The Chronicle of Higher Education
August 12, 2005, page 42
http://chronicle.com/weekly/v51/i49/49a04202.htm
Scholars Ask Armenia to Free Jailed Student
By Aisha Labi
More
than 200 academics from the United States, Armenia, Turkey, and
elsewhere have signed an open letter to Armenia's president expressing
their concern over the arrest and detention of a Ph.D. candidate from
Duke University.
The student, Yektan Turkyilmaz, a Turkish citizen, was arrested in June as he was
leaving Armenia for Turkey with about 100 secondhand books he had
legally purchased. Mr. Turkyilmaz, who has been in jail in
Armenia since then, was charged in July with customs violations for
attempting to take books more than 50 years old out of the country
without permission. The prohibition against doing so falls under an
article of the Armenian criminal code that mentions narcotics and
nuclear weapons, among other dangerous items, as well as the removal of
"cultural values for the transportation of which special rules are
established."
No trial date has been set
in the case. Duke officials have contacted members of Congress and have
sought the help of prominent Armenian-Americans. Orin Starn, Mr.
Turkyilmaz's dissertation supervisor, said the student had
made a mistake and would willingly pay a fine and return whatever books
were requested in order to avoid a long jail term. It is common for
scholars to acquire or collect books from the period they study, he
said.
Ayse Gul Altinay, an
assistant professor at Sabanci University, in Istanbul, who is
coordinating efforts on Mr. Turkyilmaz's behalf, said many of
the scholars she has contacted, including Armenians and
Armenian-Americans, were "shocked" to find out that Armenian law treats
customs violations relating to books in the same way it does violations
involving nuclear weapons. If convicted, Mr. Turkyilmaz faces
a jail sentence of four to eight years.
Mr.
Turkyilmaz is a candidate for a degree in cultural
anthropology. His dissertation topic, eastern Anatolia (the Asian part
of Turkey) from 1908 to 1938, is at the heart of the matter. Relations
between Turkey and Armenia have long been strained. In 1915 Ottoman
Turkish forces killed as many as 1.5 million Armenians in eastern
Anatolia. Armenians characterize the killings as genocide, but Turkey
attributes the deaths to civil war and other factors, and emphasizes
that many Turks also perished.
Ms. Altinay
said Mr.

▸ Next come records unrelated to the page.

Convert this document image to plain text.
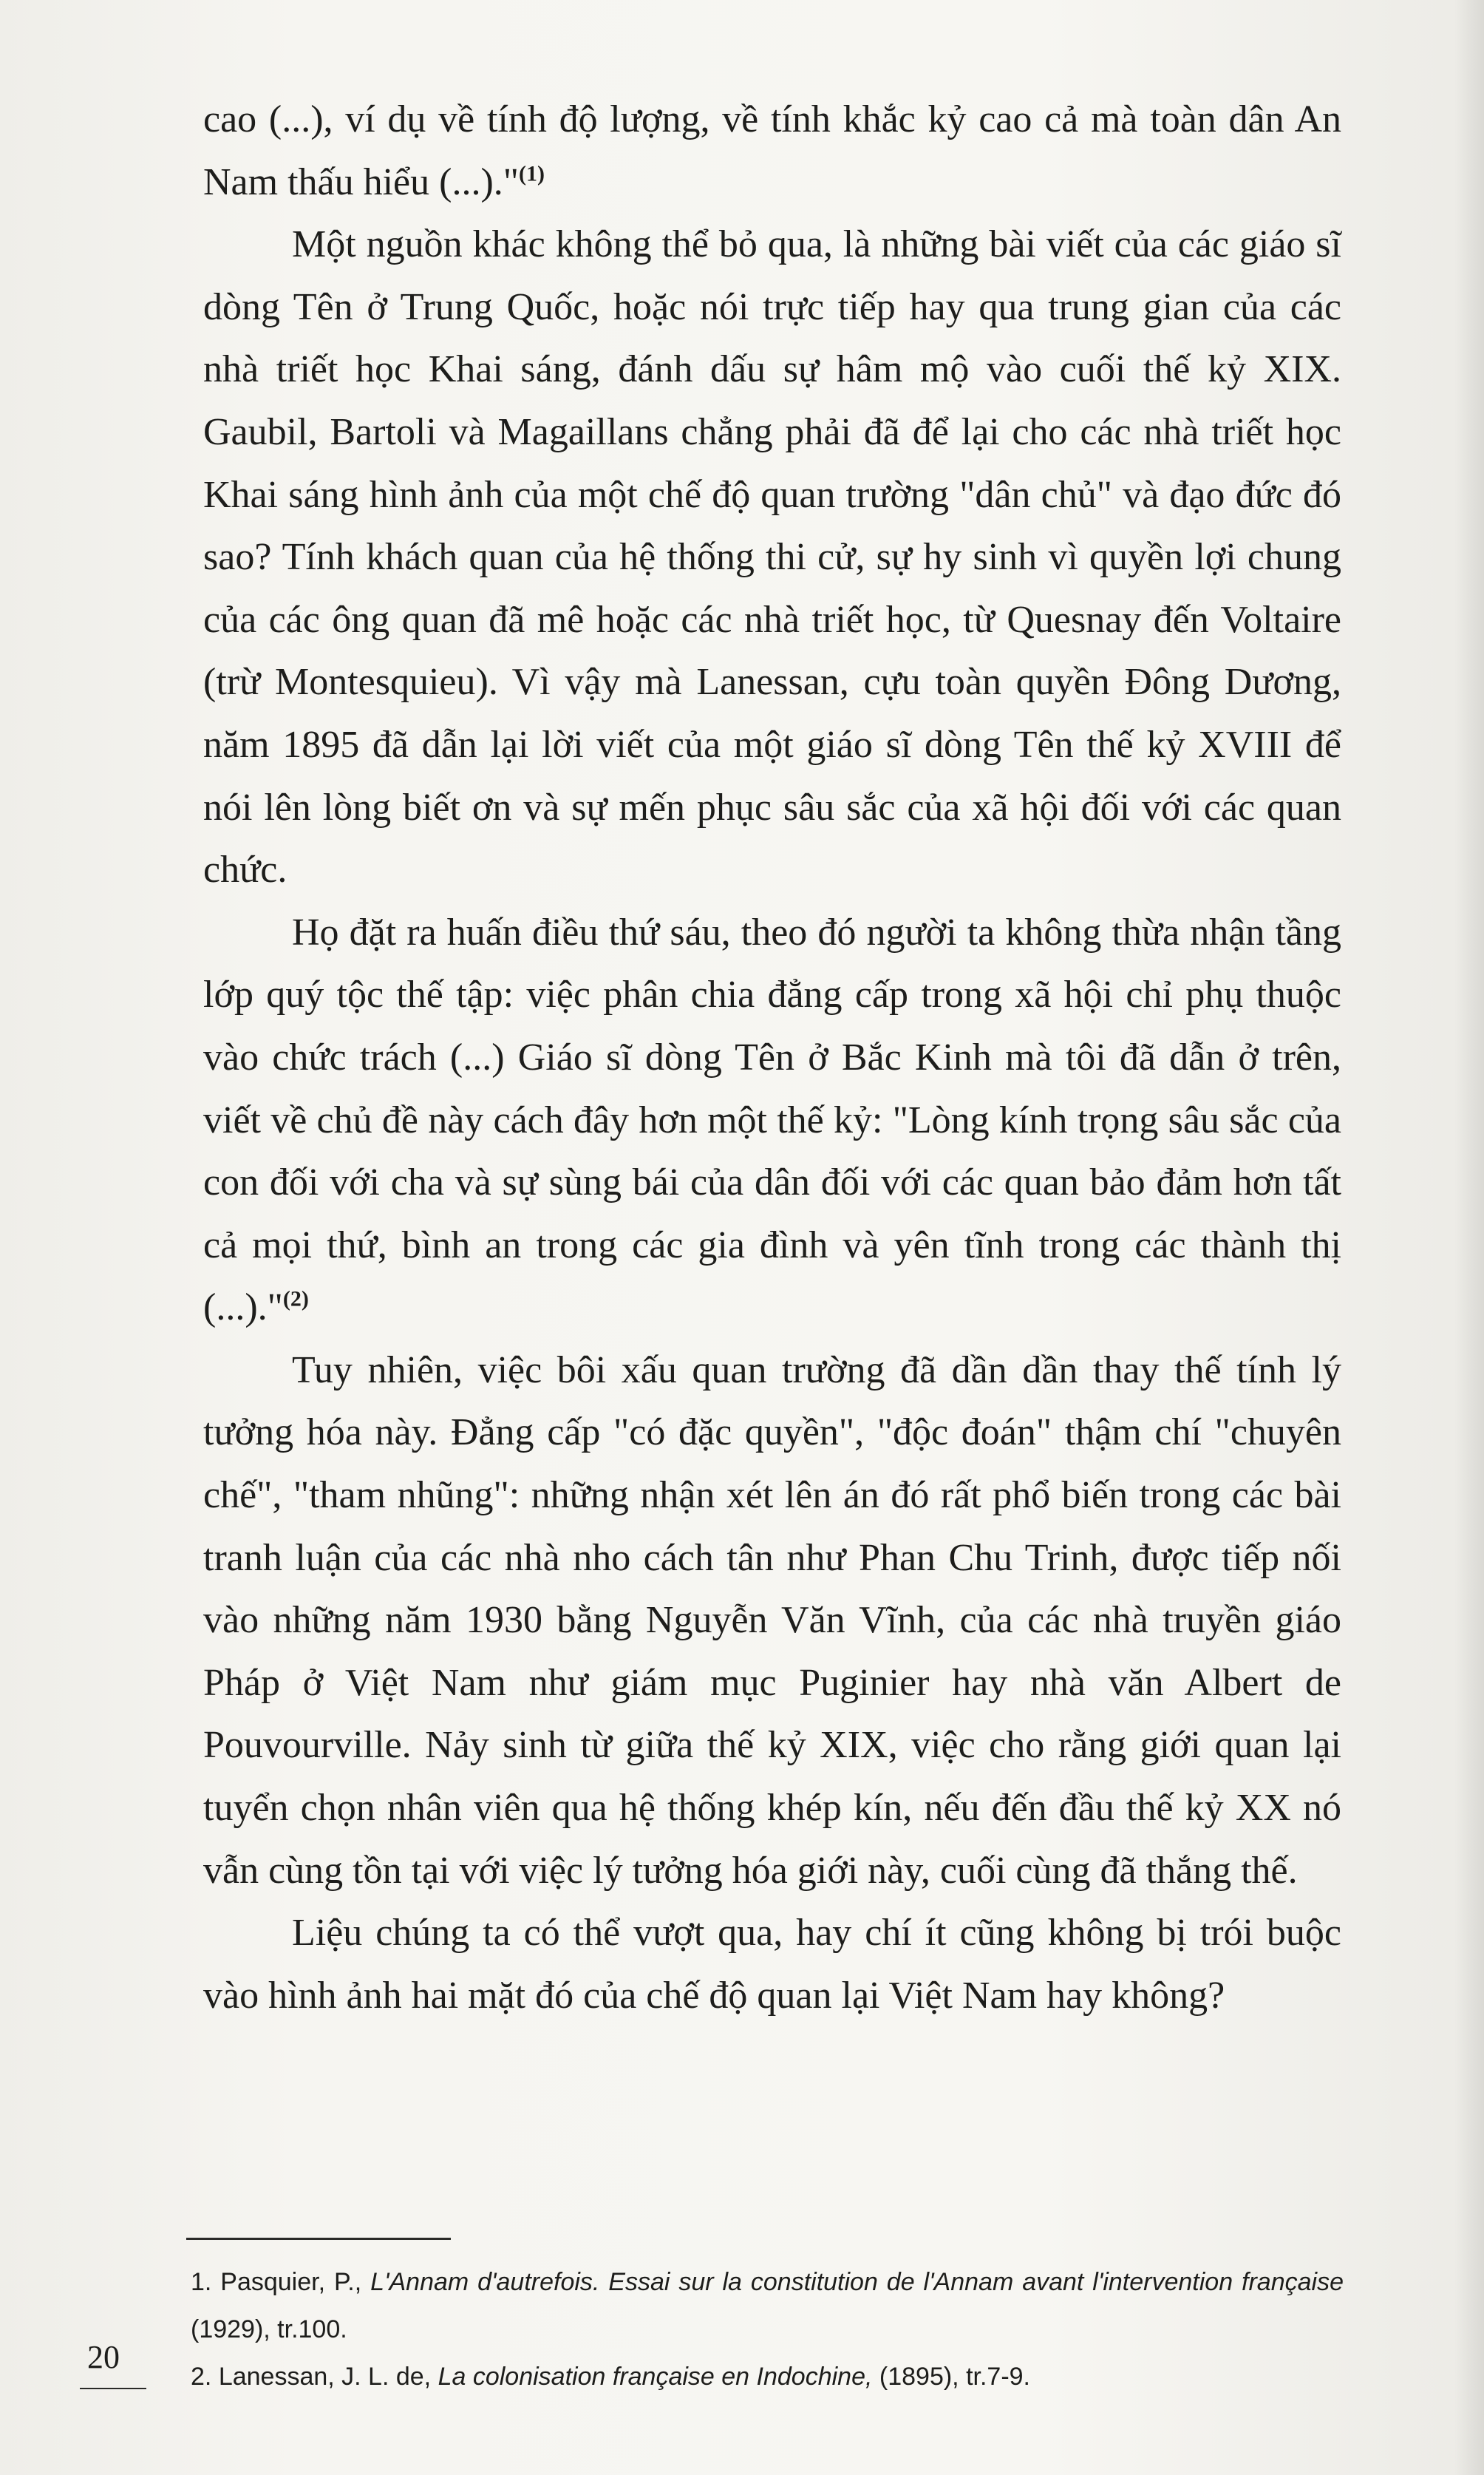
cao (...), ví dụ về tính độ lượng, về tính khắc kỷ cao cả mà toàn dân An Nam thấu hiểu (...)."$^{(1)}$

Một nguồn khác không thể bỏ qua, là những bài viết của các giáo sĩ dòng Tên ở Trung Quốc, hoặc nói trực tiếp hay qua trung gian của các nhà triết học Khai sáng, đánh dấu sự hâm mộ vào cuối thế kỷ XIX. Gaubil, Bartoli và Magaillans chẳng phải đã để lại cho các nhà triết học Khai sáng hình ảnh của một chế độ quan trường "dân chủ" và đạo đức đó sao? Tính khách quan của hệ thống thi cử, sự hy sinh vì quyền lợi chung của các ông quan đã mê hoặc các nhà triết học, từ Quesnay đến Voltaire (trừ Montesquieu). Vì vậy mà Lanessan, cựu toàn quyền Đông Dương, năm 1895 đã dẫn lại lời viết của một giáo sĩ dòng Tên thế kỷ XVIII để nói lên lòng biết ơn và sự mến phục sâu sắc của xã hội đối với các quan chức.

Họ đặt ra huấn điều thứ sáu, theo đó người ta không thừa nhận tầng lớp quý tộc thế tập: việc phân chia đẳng cấp trong xã hội chỉ phụ thuộc vào chức trách (...) Giáo sĩ dòng Tên ở Bắc Kinh mà tôi đã dẫn ở trên, viết về chủ đề này cách đây hơn một thế kỷ: "Lòng kính trọng sâu sắc của con đối với cha và sự sùng bái của dân đối với các quan bảo đảm hơn tất cả mọi thứ, bình an trong các gia đình và yên tĩnh trong các thành thị (...)."$^{(2)}$

Tuy nhiên, việc bôi xấu quan trường đã dần dần thay thế tính lý tưởng hóa này. Đẳng cấp "có đặc quyền", "độc đoán" thậm chí "chuyên chế", "tham nhũng": những nhận xét lên án đó rất phổ biến trong các bài tranh luận của các nhà nho cách tân như Phan Chu Trinh, được tiếp nối vào những năm 1930 bằng Nguyễn Văn Vĩnh, của các nhà truyền giáo Pháp ở Việt Nam như giám mục Puginier hay nhà văn Albert de Pouvourville. Nảy sinh từ giữa thế kỷ XIX, việc cho rằng giới quan lại tuyển chọn nhân viên qua hệ thống khép kín, nếu đến đầu thế kỷ XX nó vẫn cùng tồn tại với việc lý tưởng hóa giới này, cuối cùng đã thắng thế.

Liệu chúng ta có thể vượt qua, hay chí ít cũng không bị trói buộc vào hình ảnh hai mặt đó của chế độ quan lại Việt Nam hay không?

1. Pasquier, P., L'Annam d'autrefois. Essai sur la constitution de l'Annam avant l'intervention française (1929), tr.100.

2. Lanessan, J. L. de, La colonisation française en Indochine, (1895), tr.7-9.

20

Turkyilmaz's work is highly original. "This is the
formation period of Turkish nationalism, of Kurdish nationalism, and of
Armenian nationalism," she said.
Armenia's
president, Robert Kocharian, has not responded to the letter, which Ms.
Altinay said had itself become a peace project. "There are prominent
genocide researchers who have signed this document who have dedicated
their whole lives to criticizing Turkey and Turks," she said.